Alasannya besaran setoran modal pemerintah setiap tahunnya merupakan dasar penetapan pembagian deviden bank selama satu tahun. Kepemilikan saham akan diputuskan dalam rapat umum pemegang saham (RUPS).
Hal ini disampaikan Winovri, Humas BRK kepada Haluan Riau Kamis (12/2) di ruang kerjanya. Juga dikatakan, keberpihakan BRK terhadap PNS dalam penyaluran kreditnya, merupakan bagian penting dari komitmen bank ini sebagai Bank Pembangunan Daerah.
"Salah satu core bisnis utama BRK adalah membantu kredit bagi pegawai negeri sipil (PNS) khususnya. Mengingat BRK yang juga BPD diberikan tugas sebagai pembayar gaji, tentunya dengan keterkaitan ini lebih mudah memotong gaji tiap bulannya," jelas Winovri.
Sikap main aman yang dipilih bank plat merah ini, merupakan cermiman perilaku BUMD di Provinsi Riau. Wajar jika kemandirian perusahaan ini mendapat sorotan.
Ikhwani Ratna pengamat ekonomi dari UIN Suska Riau menilai, saat ini hanya ada dua BUMD yang bisa memberikan kontribusi atau royalti terhadap PAD Provinsi, dan salah satunya adalah BRK.
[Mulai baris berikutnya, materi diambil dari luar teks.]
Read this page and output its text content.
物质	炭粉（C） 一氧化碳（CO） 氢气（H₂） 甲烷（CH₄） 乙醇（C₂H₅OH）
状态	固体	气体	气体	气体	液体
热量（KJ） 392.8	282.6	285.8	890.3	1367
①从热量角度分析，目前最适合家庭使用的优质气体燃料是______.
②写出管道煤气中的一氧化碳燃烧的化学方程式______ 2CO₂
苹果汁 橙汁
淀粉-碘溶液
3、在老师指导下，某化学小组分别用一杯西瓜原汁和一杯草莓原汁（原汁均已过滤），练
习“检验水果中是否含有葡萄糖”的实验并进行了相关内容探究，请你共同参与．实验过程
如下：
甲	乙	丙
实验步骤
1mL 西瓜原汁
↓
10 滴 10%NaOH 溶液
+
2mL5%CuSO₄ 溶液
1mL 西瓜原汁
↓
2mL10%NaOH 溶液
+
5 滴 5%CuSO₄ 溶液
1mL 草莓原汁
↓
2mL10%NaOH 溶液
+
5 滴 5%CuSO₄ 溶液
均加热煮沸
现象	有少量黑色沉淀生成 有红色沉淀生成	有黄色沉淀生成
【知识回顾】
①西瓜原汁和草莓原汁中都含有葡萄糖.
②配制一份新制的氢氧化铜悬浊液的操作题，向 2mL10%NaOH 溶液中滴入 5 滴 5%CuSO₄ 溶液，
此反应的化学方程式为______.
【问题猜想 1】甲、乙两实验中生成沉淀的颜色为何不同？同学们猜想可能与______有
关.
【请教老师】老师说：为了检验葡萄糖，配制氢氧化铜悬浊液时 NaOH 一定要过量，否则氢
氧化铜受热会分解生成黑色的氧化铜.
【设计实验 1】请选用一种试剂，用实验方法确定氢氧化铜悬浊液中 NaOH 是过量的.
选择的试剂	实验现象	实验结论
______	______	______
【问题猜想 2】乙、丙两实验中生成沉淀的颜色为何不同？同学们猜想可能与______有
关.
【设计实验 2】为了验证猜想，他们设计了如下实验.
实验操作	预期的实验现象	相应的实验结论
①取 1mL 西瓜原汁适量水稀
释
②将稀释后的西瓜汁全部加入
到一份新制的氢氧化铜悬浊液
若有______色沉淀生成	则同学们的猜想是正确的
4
"Namun, kenyataannya bank ini masih menerima dana APBD dari mata anggaran penyertaan modal. Padahal jika melihat dari keuntungan yang didapat oleh Bank Riaukepri sudah saatnya lebih mandiri," ungkap Ikhwani heran.
Menurutnya, BRK tidak perlu lagi meminta atau menerima dana APBD, karena ini akan membebani APBD saja. Dari keuntungan yang diperoleh, sudah saatnya bank ini mandiri.
Menanggapi persoalan BUMD tersebut, Syahrial abdi Kepala Biro Ekonomi Setdaprov Riau mengatakan dalam dua tahun terakhir, Pemprov Riau terus melakukan pengawasan terhadap seluruh BUMD yang ada.
"Ya, kita akan selalu melakukan pembenahan setiap tahun, akan tetapi yang intensnya kita baru melakukan dua tahun terakhir ini dan kita benar-benar serius sampai mereka bisa menjelaskan secara bertanggung jawab," kata Syahrial Abdi.
Sementara itu anggota Komisi II DPR RI Lukman Edy melihat perlu keseriusan pemerintah daerah dalam membenahi BUMD yang bermasalah tersebut. Kalau perlu dilakukan fit and propper test ulang terhadap semua direksi.
"Pada prinsipnya BUMD bisa memberikan keuntungan bagi pendapatan daerah serta mampu memberikan kesejahteraan kepada masyarakat. Namun faktanya, BUMD Riau justru tidak memberikan kesejahteraan karena terus merugi, padahal sudah diberikan anggaran sangat besar. Disinilah perlunya fit and proper test ulang terhadap para direksi," pungkasnya.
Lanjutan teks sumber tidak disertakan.